Fossils in Abanilla

Interpretation Center of Quibo Reservoir will release what life in the region 1.3 million years ago.

The action part of the Intervention Plan Paleontological Heritage whose objectives are the conservation and dissemination of archaeological sites and collections of fossils from Murcia.

The Director General of Fine Arts and Cultural Assets, Enrique Ujaldón, inaugurated the Interpretation Center of Paleontology Reservoir Quibo Mountains located in the municipal Abanilla Auditorium. Enrique Ujaldón was accompanied by the town mayor, Fernando Molina, Director of Research and Reservoir, Michelangelo Mancheño.

The action is part of the Intervention Plan Paleontological Heritage Region of Murcia, whose objectives are the conservation and dissemination of collections of fossil deposits and Murcia, and will help us understand "the changing nature and life in the south of the peninsula during the Pleistocene "through an offshore" exceptional "like Quibo said the CEO.

The new facility will take the visitor "on an enjoyable and educational tour through information panels and audio-visual animations, the progress made in recent digs. The centre also has some of the most significant fossils found on the site.

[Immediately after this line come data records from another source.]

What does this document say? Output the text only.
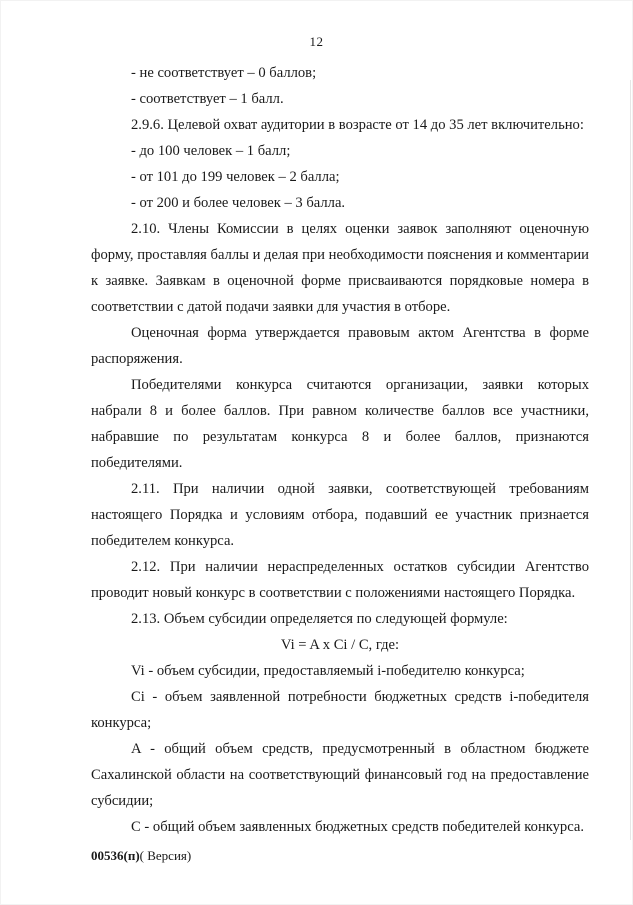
12

- не соответствует – 0 баллов;

- соответствует – 1 балл.

2.9.6. Целевой охват аудитории в возрасте от 14 до 35 лет включительно:

- до 100 человек – 1 балл;

- от 101 до 199 человек – 2 балла;

- от 200 и более человек – 3 балла.

2.10. Члены Комиссии в целях оценки заявок заполняют оценочную форму, проставляя баллы и делая при необходимости пояснения и комментарии к заявке. Заявкам в оценочной форме присваиваются порядковые номера в соответствии с датой подачи заявки для участия в отборе.

Оценочная форма утверждается правовым актом Агентства в форме распоряжения.

Победителями конкурса считаются организации, заявки которых набрали 8 и более баллов. При равном количестве баллов все участники, набравшие по результатам конкурса 8 и более баллов, признаются победителями.

2.11. При наличии одной заявки, соответствующей требованиям настоящего Порядка и условиям отбора, подавший ее участник признается победителем конкурса.

2.12. При наличии нераспределенных остатков субсидии Агентство проводит новый конкурс в соответствии с положениями настоящего Порядка.

2.13. Объем субсидии определяется по следующей формуле:

Vi = A x Ci / C, где:

Vi - объем субсидии, предоставляемый i-победителю конкурса;

Ci - объем заявленной потребности бюджетных средств i-победителя конкурса;

A - общий объем средств, предусмотренный в областном бюджете Сахалинской области на соответствующий финансовый год на предоставление субсидии;

C - общий объем заявленных бюджетных средств победителей конкурса.

00536(п)( Версия)
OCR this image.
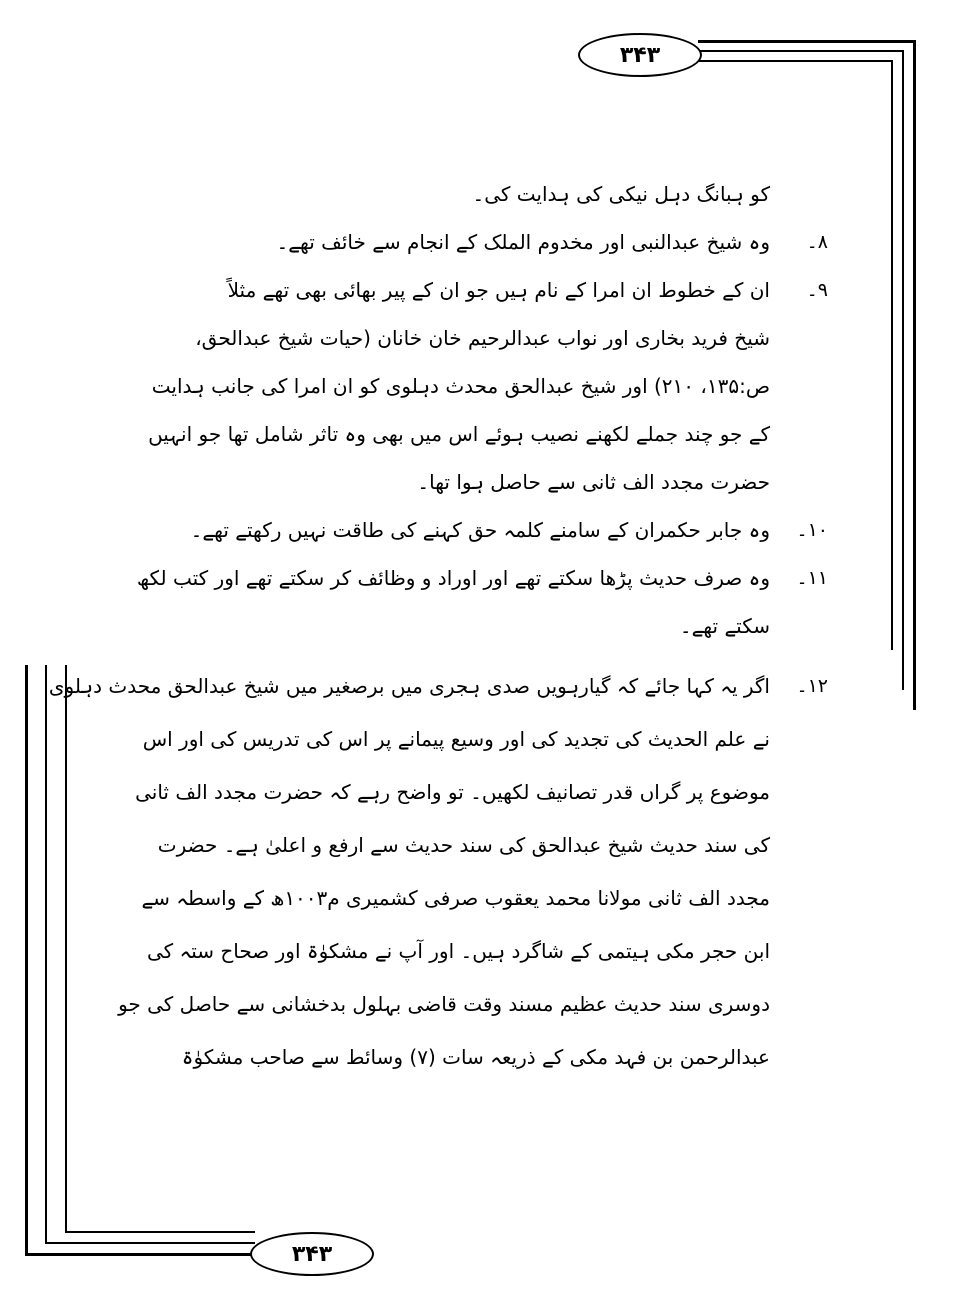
۳۴۳
۳۴۳
کو ہبانگ دہل نیکی کی ہدایت کی۔
۸۔
وہ شیخ عبدالنبی اور مخدوم الملک کے انجام سے خائف تھے۔
۹۔
ان کے خطوط ان امرا کے نام ہیں جو ان کے پیر بھائی بھی تھے مثلاً
شیخ فرید بخاری اور نواب عبدالرحیم خان خانان (حیات شیخ عبدالحق،
ص:۱۳۵، ۲۱۰) اور شیخ عبدالحق محدث دہلوی کو ان امرا کی جانب ہدایت
کے جو چند جملے لکھنے نصیب ہوئے اس میں بھی وہ تاثر شامل تھا جو انہیں
حضرت مجدد الف ثانی سے حاصل ہوا تھا۔
۱۰۔
وہ جابر حکمران کے سامنے کلمہ حق کہنے کی طاقت نہیں رکھتے تھے۔
۱۱۔
وہ صرف حدیث پڑھا سکتے تھے اور اوراد و وظائف کر سکتے تھے اور کتب لکھ
سکتے تھے۔
۱۲۔
اگر یہ کہا جائے کہ گیارہویں صدی ہجری میں برصغیر میں شیخ عبدالحق محدث دہلوی
نے علم الحدیث کی تجدید کی اور وسیع پیمانے پر اس کی تدریس کی اور اس
موضوع پر گراں قدر تصانیف لکھیں۔ تو واضح رہے کہ حضرت مجدد الف ثانی
کی سند حدیث شیخ عبدالحق کی سند حدیث سے ارفع و اعلیٰ ہے۔ حضرت
مجدد الف ثانی مولانا محمد یعقوب صرفی کشمیری م۱۰۰۳ھ کے واسطہ سے
ابن حجر مکی ہیتمی کے شاگرد ہیں۔ اور آپ نے مشکوٰۃ اور صحاح ستہ کی
دوسری سند حدیث عظیم مسند وقت قاضی بہلول بدخشانی سے حاصل کی جو
عبدالرحمن بن فہد مکی کے ذریعہ سات (۷) وسائط سے صاحب مشکوٰۃ
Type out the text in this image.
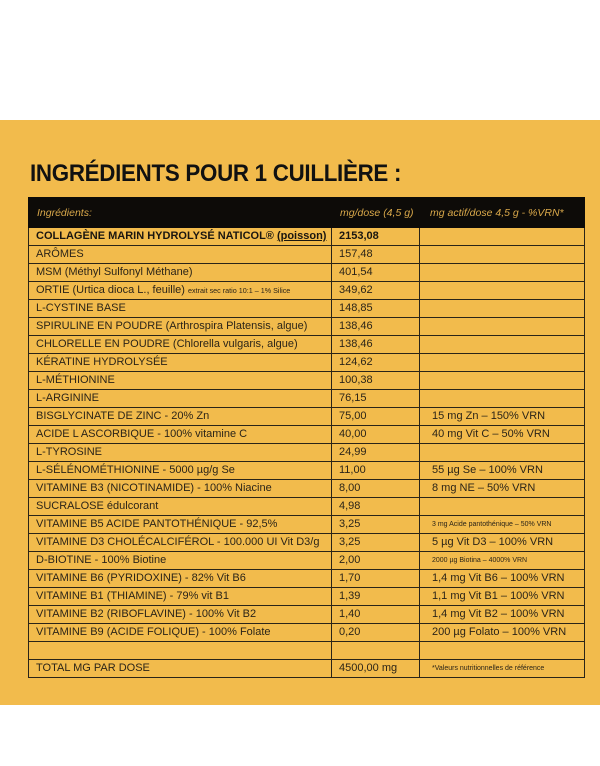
INGRÉDIENTS POUR 1 CUILLIÈRE :
Ingrédients:	mg/dose (4,5 g)	mg actif/dose 4,5 g - %VRN*
COLLAGÈNE MARIN HYDROLYSÉ NATICOL® (poisson)	2153,08	
ARÔMES	157,48	
MSM (Méthyl Sulfonyl Méthane)	401,54	
ORTIE (Urtica dioca L., feuille) extrait sec ratio 10:1 – 1% Silice	349,62	
L-CYSTINE BASE	148,85	
SPIRULINE EN POUDRE (Arthrospira Platensis, algue)	138,46	
CHLORELLE EN POUDRE (Chlorella vulgaris, algue)	138,46	
KÉRATINE HYDROLYSÉE	124,62	
L-MÉTHIONINE	100,38	
L-ARGININE	76,15	
BISGLYCINATE DE ZINC - 20% Zn	75,00	15 mg Zn – 150% VRN
ACIDE L ASCORBIQUE - 100% vitamine C	40,00	40 mg Vit C – 50% VRN
L-TYROSINE	24,99	
L-SÉLÉNOMÉTHIONINE - 5000 µg/g Se	11,00	55 µg Se – 100% VRN
VITAMINE B3 (NICOTINAMIDE) - 100% Niacine	8,00	8 mg NE – 50% VRN
SUCRALOSE édulcorant	4,98	
VITAMINE B5 ACIDE PANTOTHÉNIQUE - 92,5%	3,25	3 mg Acide pantothénique – 50% VRN
VITAMINE D3 CHOLÉCALCIFÉROL - 100.000 UI Vit D3/g	3,25	5 µg Vit D3 – 100% VRN
D-BIOTINE - 100% Biotine	2,00	2000 µg Biotina – 4000% VRN
VITAMINE B6 (PYRIDOXINE) - 82% Vit B6	1,70	1,4 mg Vit B6 – 100% VRN
VITAMINE B1 (THIAMINE) - 79% vit B1	1,39	1,1 mg Vit B1 – 100% VRN
VITAMINE B2 (RIBOFLAVINE) - 100% Vit B2	1,40	1,4 mg Vit B2 – 100% VRN
VITAMINE B9 (ACIDE FOLIQUE) - 100% Folate	0,20	200 µg Folato – 100% VRN

TOTAL MG PAR DOSE	4500,00 mg	*Valeurs nutritionnelles de référence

Ujaldón also recalled that the Autonomous Community "is bound to launch a large Centre of Paleontology and Human Evolution, which will go part of the remains found in Quibo. From the Department of Culture is seeking in this way, "decentralize these resources by facilitating citizens' access to goods that make up this heritage, providing visitors with a proper guidance and interpretation", he added

The centre will present the history of the site, its geological context, the structure of science project and the team as well as presenting the most significant mammal species identified so far.

The site has provided more than 60 fossil species, both vertebrates and invertebrates, providing an abundant, very complete fossil record. Thus Quibo has become a reference on the European scene by the number of remains of fossils found and macaques praeovibos (ancestor of the ox).

Most of the identified animals remains were little known to have inhabited the south eastern peninsula at the beginning of the Pleistocene about 1,300,000 years ago.